London (AFP) – Penyelidik PBB yang menyelidiki pelanggaran hak asasi manusia di Korea Utara mendengar bukti mengerikan di London pada hari Rabu dari orang-orang yang telah berhasil melarikan diri dari rezim Stalinis yang rahasia.
Komisi hak asasi manusia PBB mendengar dari segelintir pembelot yang telah mencapai Eropa setelah sidang serupa diadakan di Seoul dan Tokyo.
Jihyuan Park, seorang wanita berkacamata yang berbicara lembut berusia tiga puluhan, menangis ketika dia menceritakan bagaimana dia berhasil menyeberangi perbatasan ke China pada tahun 1998, hanya untuk dijual sebagai “istri” kepada seorang penjudi China dan keluarganya.
“Hal pertama yang mereka katakan kepada saya adalah, karena mereka membeli saya, mereka bisa melakukan apa saja kepada saya,” katanya kepada panel melalui seorang penerjemah.
Park, yang melarikan diri dari Korea Utara setelah saudara laki-lakinya yang seorang prajurit mendapat masalah karena kegiatan bisnisnya, melahirkan seorang putra di China tetapi kemudian ditangkap dan diberitahu bahwa dia akan dikirim pulang tanpa dia. Segera setelah itu, dia mendengar “suaminya” tawar-menawar dengan seorang pedagang manusia atas harga untuk anak laki-laki itu.
“Karena dia lahir di tempat yang keras, saya ingin dia menjadi sangat kuat,” katanya kepada persidangan, terisak pelan. “Jadi aku menamainya Baja.” Park dikirim kembali dan, seperti calon pembelot lainnya, ditempatkan di kamp penahanan dan dipaksa melakukan kerja paksa.
Tetapi dia akhirnya berhasil kembali ke Tiongkok dan menemukan putranya, yang sangat melegakannya belum dijual kepada para pedagang manusia. Dari sana dia pergi ke Inggris, di mana dia sekarang mencari kewarganegaraan.
Pembelot lain, Song Ju Kim, menceritakan empat upayanya untuk melarikan diri dari Korea Utara – yang dia lakukan, katanya, “karena saya tidak punya makanan”.
Kelaparan menewaskan ratusan ribu warga Korea Utara selama tahun 1990-an, dan jutaan orang masih bergantung pada bantuan pangan.
Kim menceritakan bagaimana, didera oleh kelaparan, ia melakukan upaya pertamanya untuk menyeberangi sungai Tumen yang dingin ke China pada Maret 2006.
Ditangkap segera oleh tentara Tiongkok, ia diserahkan kembali ke Korea Utara dan dipukuli sampai tingkat yang ia gambarkan sebagai “di bawah manusia”.
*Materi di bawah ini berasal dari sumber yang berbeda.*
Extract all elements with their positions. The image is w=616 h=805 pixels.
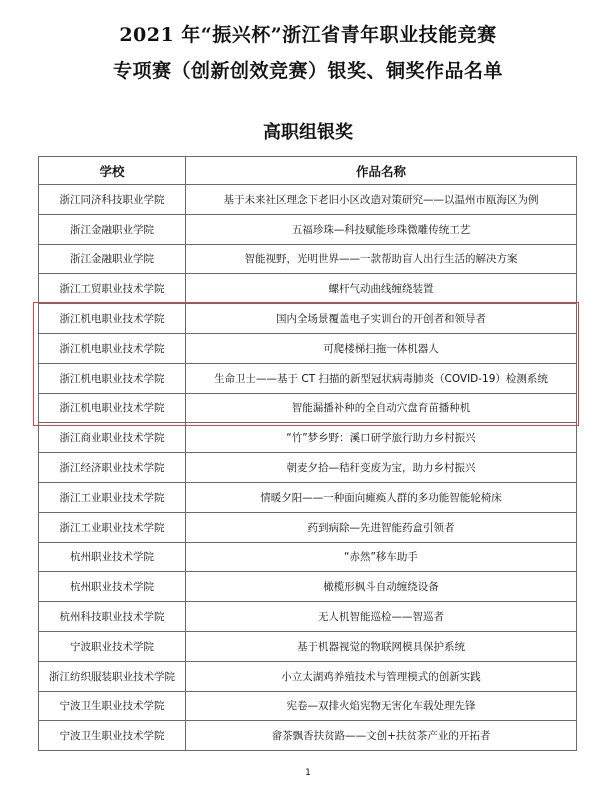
- work-cell: “赤然”移车助手: [186, 542, 577, 572]
- work-cell: 宪卷—双排火焰宪物无害化车载处理先锋: [186, 691, 577, 721]
- work-cell: “竹”梦乡野：溪口研学旅行助力乡村振兴: [186, 423, 577, 453]
- school-cell: 杭州科技职业技术学院: [39, 602, 186, 632]
- header-work: 作品名称: [186, 157, 577, 185]
- school-cell: 宁波卫生职业技术学院: [39, 691, 186, 721]
- work-cell: 小立太湖鸡养殖技术与管理模式的创新实践: [186, 661, 577, 691]
- table-row: [39, 185, 577, 215]
- table-row: [39, 423, 577, 453]
- work-cell: 智能视野，光明世界——一款帮助盲人出行生活的解决方案: [186, 244, 577, 274]
- school-cell: 浙江商业职业技术学院: [39, 423, 186, 453]
- table-row: [39, 333, 577, 363]
- table-row: [39, 602, 577, 632]
- table-row: [39, 661, 577, 691]
- school-cell: 浙江工业职业技术学院: [39, 512, 186, 542]
- school-cell: 浙江经济职业技术学院: [39, 453, 186, 483]
- school-cell: 浙江工业职业技术学院: [39, 482, 186, 512]
- table-row: [39, 691, 577, 721]
- work-cell: 畲茶飘香扶贫路——文创+扶贫茶产业的开拓者: [186, 721, 577, 751]
- work-cell: 基于机器视觉的物联网模具保护系统: [186, 631, 577, 661]
- page-number: 1: [305, 768, 311, 778]
- work-cell: 药到病除—先进智能药盒引领者: [186, 512, 577, 542]
- school-cell: 浙江纺织服装职业技术学院: [39, 661, 186, 691]
- work-cell: 情暖夕阳——一种面向瘫痪人群的多功能智能轮椅床: [186, 482, 577, 512]
- work-cell: 无人机智能巡检——智巡者: [186, 602, 577, 632]
- table-row: [39, 393, 577, 423]
- work-cell: 螺杆气动曲线缠绕装置: [186, 274, 577, 304]
- school-cell: 浙江同济科技职业学院: [39, 185, 186, 215]
- work-cell: 智能漏播补种的全自动穴盘育苗播种机: [186, 393, 577, 423]
- table-row: [39, 512, 577, 542]
- work-cell: 五福珍珠—科技赋能珍珠微雕传统工艺: [186, 214, 577, 244]
- work-cell: 朝麦夕拾—秸秆变废为宝，助力乡村振兴: [186, 453, 577, 483]
- table-row: [39, 304, 577, 334]
- document-title-line-1: 2021 年“振兴杯”浙江省青年职业技能竞赛: [119, 24, 497, 46]
- table-row: [39, 214, 577, 244]
- school-cell: 浙江工贸职业技术学院: [39, 274, 186, 304]
- work-cell: 生命卫士——基于 CT 扫描的新型冠状病毒肺炎（COVID-19）检测系统: [186, 363, 577, 393]
- school-cell: 浙江金融职业学院: [39, 244, 186, 274]
- table-row: [39, 482, 577, 512]
- school-cell: 浙江机电职业技术学院: [39, 304, 186, 334]
- document-title-line-2: 专项赛（创新创效竞赛）银奖、铜奖作品名单: [112, 60, 503, 82]
- work-cell: 可爬楼梯扫拖一体机器人: [186, 333, 577, 363]
- school-cell: 浙江机电职业技术学院: [39, 333, 186, 363]
- school-cell: 宁波职业技术学院: [39, 631, 186, 661]
- table-row: [39, 244, 577, 274]
- work-cell: 国内全场景覆盖电子实训台的开创者和领导者: [186, 304, 577, 334]
- school-cell: 杭州职业技术学院: [39, 542, 186, 572]
- school-cell: 浙江金融职业学院: [39, 214, 186, 244]
- table-body: [39, 185, 577, 751]
- school-cell: 浙江机电职业技术学院: [39, 363, 186, 393]
- award-table: [38, 156, 577, 751]
- school-cell: 杭州职业技术学院: [39, 572, 186, 602]
- table-header-row: [39, 157, 577, 185]
- table-row: [39, 542, 577, 572]
- table-row: [39, 363, 577, 393]
- work-cell: 橄榄形枫斗自动缠绕设备: [186, 572, 577, 602]
- header-school: 学校: [39, 157, 186, 185]
- table-row: [39, 631, 577, 661]
- school-cell: 宁波卫生职业技术学院: [39, 721, 186, 751]
- work-cell: 基于未来社区理念下老旧小区改造对策研究——以温州市瓯海区为例: [186, 185, 577, 215]
- school-cell: 浙江机电职业技术学院: [39, 393, 186, 423]
- table-row: [39, 572, 577, 602]
- table-row: [39, 453, 577, 483]
- table-row: [39, 274, 577, 304]
- section-title: 高职组银奖: [263, 122, 353, 143]
- table-row: [39, 721, 577, 751]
Pria berusia 40 tahun itu menggambarkan sebuah pusat penahanan di mana dia menyaksikan pemukulan yang mengerikan, diperintahkan untuk mencari uang yang diyakini telah mereka telan melalui kotoran tahanan, dan di mana narapidana tidak diizinkan berdiri.
“Para penjaga penjara Korea Utara mengatakan kepada kami bahwa begitu Anda sampai di penjara ini, Anda bukan manusia, Anda seperti binatang,” katanya melalui seorang penerjemah. “Dan begitu Anda sampai di penjara ini, Anda harus merangkak, seperti binatang.” Dia akhirnya berhasil melarikan diri ke Cina pada upaya keempatnya dan datang ke Inggris dengan bantuan misionaris.
Dua mantan tentara, sementara itu, menceritakan bagaimana perwira militer menutup mata selama kelaparan ketika pasukan mereka menjarah makanan dari warga sipil.
Mantan tentara Joong Hwa Choi, 41, mengatakan pihaknya kembali ke kehidupan sipil selama kekurangan makanan yang mengerikan – yang merenggut nyawa ketiga saudara laki-lakinya – yang meyakinkannya bahwa dia harus pergi.
“Saya benar-benar berpikir saya bisa hidup layak jika saya berusaha keras,” katanya dalam persidangan. “Tetapi ketika saya menguburkan tiga saudara laki-laki saya, saya merasa ada sesuatu yang sangat salah.” Pyongyang telah menolak untuk memberikan akses komisi PBB ke negara itu dan telah menggambarkan puluhan pembelot yang telah memberikan bukti sebagai “sampah manusia”.
Dipimpin oleh pensiunan hakim Australia Michael Kirby, tim ini adalah panel ahli PBB pertama yang secara resmi menyelidiki pelanggaran hak asasi manusia di Korea Utara.
Dua hari sidang lebih lanjut akan diadakan di Washington pada hari Rabu dan Kamis pekan depan.
Komisi tersebut akan mempresentasikan laporan akhirnya kepada Dewan Hak Asasi Manusia PBB pada Maret tahun depan.